Etaamb.openjustice.be
Koninklijk Besluit van 31 januari 2009
gepubliceerd op 13 februari 2009

Koninklijk besluit tot wijziging van het koninklijk besluit van 28 september 1984 tot uitvoering van de wet van 19 december 1974 tot regeling van de betrekkingen tussen de overheid en de vakbonden van haar personeel

bron
federale overheidsdienst kanselarij van de eerste minister
numac
2009200326
pub.
13/02/2009
prom.
31/01/2009
ELI
eli/besluit/2009/01/31/2009200326/staatsblad
staatsblad
https://www.ejustice.just.fgov.be/cgi/article_body(...)
links
Raad van State (chrono)
Document Qrcode

31 JANUARI 2009. - Koninklijk besluit tot wijziging van het koninklijk besluit van 28 september 1984 tot uitvoering van de wet van 19 december 1974 tot regeling van de betrekkingen tussen de overheid en de vakbonden van haar personeel


ALBERT II, Koning der Belgen, Aan allen die nu zijn en hierna wezen zullen, Onze Groet.

Gelet op de wet van 19 december 1974 tot regeling van de betrekkingen tussen de overheid en de vakbonden van haar personeel, de artikelen 5, § 1, en 10, § 1;

Gelet op het koninklijk besluit van 28 september 1984 tot uitvoering van de wet van 19 december 1974 tot regeling van de betrekkingen tussen de overheid en de vakbonden van haar personeel;

Gelet op de adviezen van de Inspecteur van Financiën, gegeven op 13 juni 2008 en 19 juni 2008;

Gelet op de akkoordbevinding van Onze Staatsecretaris voor Begroting, gegeven op 25 juni 2008;

Gelet op het protocol nr. 163/1 van 21 oktober 2008 van het Gemeenschappelijk Comité voor alle overheidsdiensten;

Gelet op het advies nr. 45.464/1 van de Raad van State, gegeven op 27 november 2008, met toepassing van artikel 84, § 1, eerste lid, 1 °, van de wetten op de Raad van State, gecoördineerd op 12 januari 1973;

Op de voordracht van Onze Eerste Minister en Onze Minister van Ambtenarenzaken en op het advies van Onze in Raad vergaderde Ministers, Hebben Wij besloten en besluiten Wij :

Artikel 1.In het koninklijk besluit van 28 september 1984 tot uitvoering van de wet van 19 december 1974 tot regeling van de betrekkingen tussen de overheid en de vakbonden van haar personeel, wordt een artikel 31bis ingevoegd, luidend als volgt : «

Art. 31bis.Elke voorzitter van een comité zoals bedoeld in artikel 3, § 1, en artikel 4, § 1, van de wet, kan, in afwijking van de artikelen 23, 27, 29, laatste lid, 30, eerste, tweede en vierde lid, en 31, § 2, beslissen dat de te onderhandelen aangelegenheden en de erbij horende documenten elektronisch worden ingediend en dat het ter beschikking stellen van de dagorde en alle nodige documentatie, de afschriften van de notulen, de ontwerpen van protocol en de definitieve protocollen eveneens via elektronische weg geschiedt.
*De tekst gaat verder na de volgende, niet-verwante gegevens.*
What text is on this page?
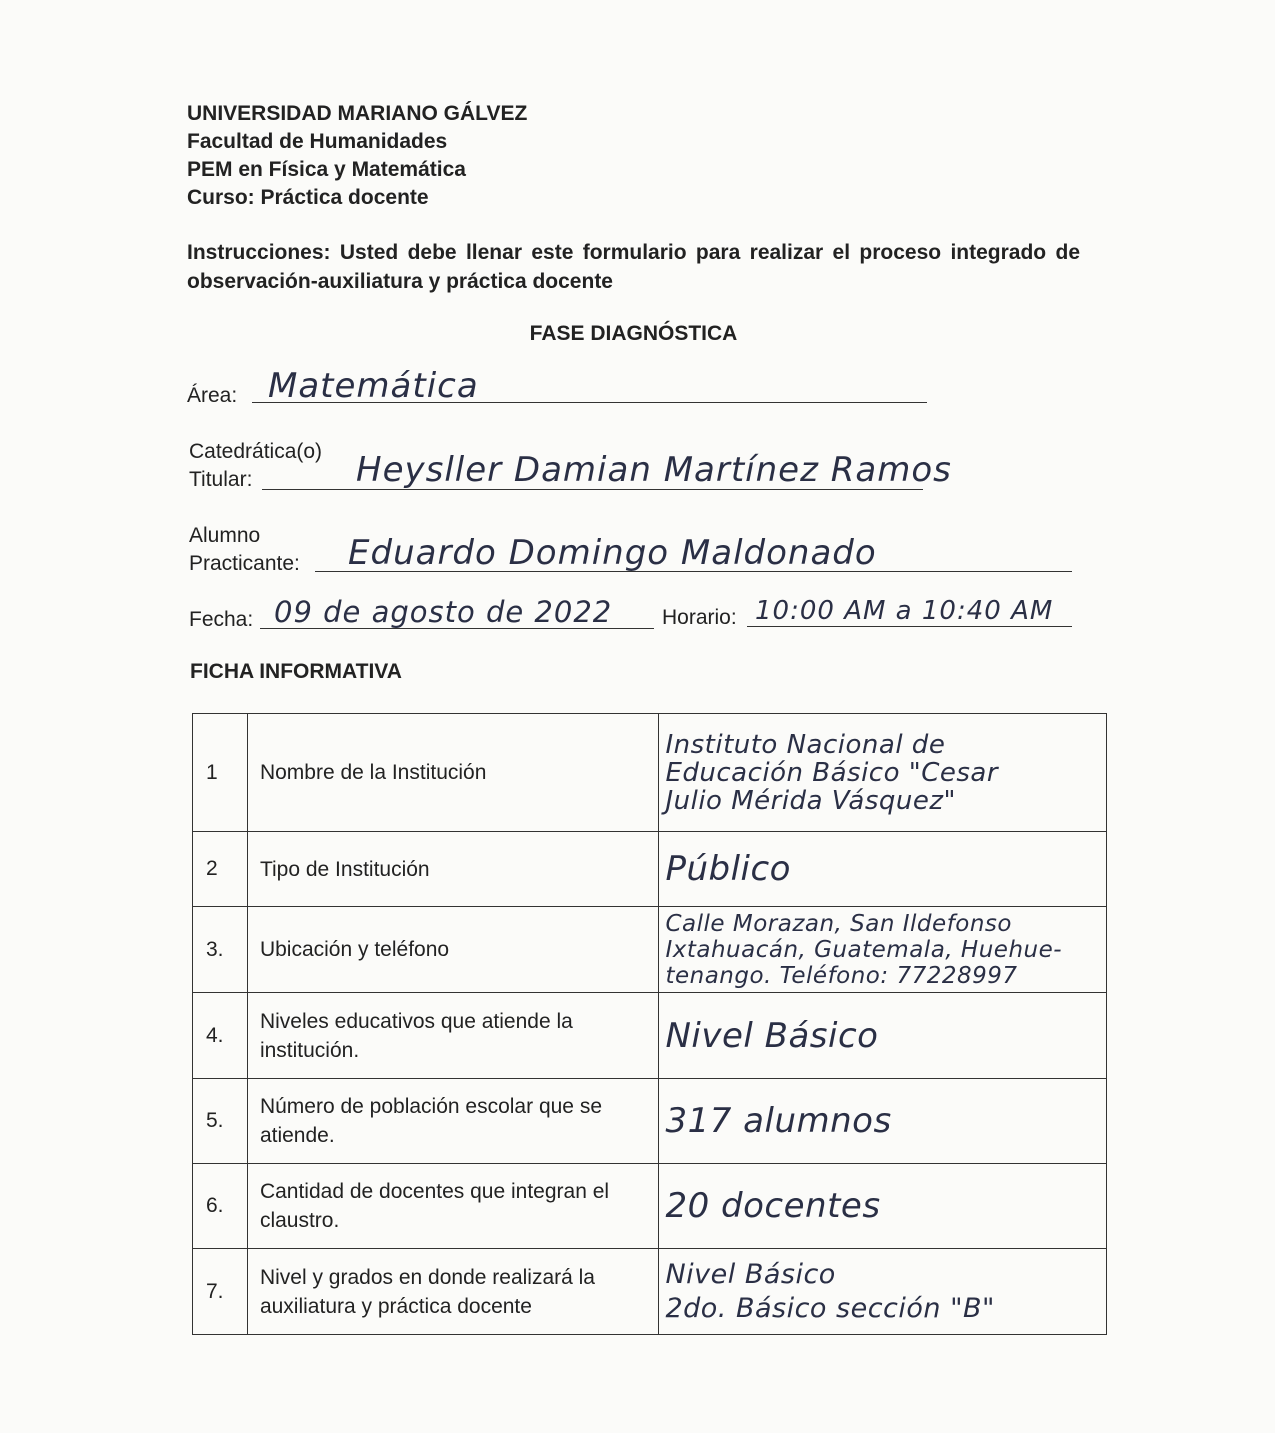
UNIVERSIDAD MARIANO GÁLVEZ
Facultad de Humanidades
PEM en Física y Matemática
Curso: Práctica docente
Instrucciones: Usted debe llenar este formulario para realizar el proceso integrado de observación-auxiliatura y práctica docente
FASE DIAGNÓSTICA
Área: Matemática
Catedrática(o)
Titular:	Heysller Damian Martínez Ramos
Alumno
Practicante: Eduardo Domingo Maldonado
Fecha: 09 de agosto de 2022 Horario: 10:00 AM a 10:40 AM
FICHA INFORMATIVA
1	Nombre de la Institución	Instituto Nacional de
Educación Básico "Cesar
Julio Mérida Vásquez"
2	Tipo de Institución	Público
3.	Ubicación y teléfono	Calle Morazan, San Ildefonso
Ixtahuacán, Guatemala, Huehue-
tenango. Teléfono: 77228997
4.	Niveles educativos que atiende la institución.	Nivel Básico
5.	Número de población escolar que se atiende.	317 alumnos
6.	Cantidad de docentes que integran el claustro.	20 docentes
7.	Nivel y grados en donde realizará la auxiliatura y práctica docente	Nivel Básico
2do. Básico sección "B"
De in het eerste lid bedoelde beslissing wordt genomen mits zij het voorwerp uitmaakt van een protocol van eenparig akkoord zoals bedoeld in artikel 9, 1°, van de wet.

Elke voorzitter bepaalt de nadere regels inzake het elektronisch ter beschikking stellen van de in het eerste lid bedoelde documenten. ».

Art. 2.In hetzelfde besluit wordt een artikel 50bis ingevoegd, luidend als volgt : «

Art. 50bis.Elke voorzitter van een comité zoals bedoeld in artikel 10, § 1, van de wet, kan, in afwijking van de artikelen 23, 27, 46, 47, derde lid, 49 en 50, beslissen dat de aangelegenheden die aan overleg worden onderworpen en de erbij horende documenten elektronisch worden ingediend en dat het ter beschikking stellen van de dagorde en alle nodige documentatie en de afschriften van de notulen eveneens elektronisch geschiedt.

De in het eerste lid bedoelde beslissing wordt genomen mits zij het voorwerp uitmaakt van een unaniem gunstig advies.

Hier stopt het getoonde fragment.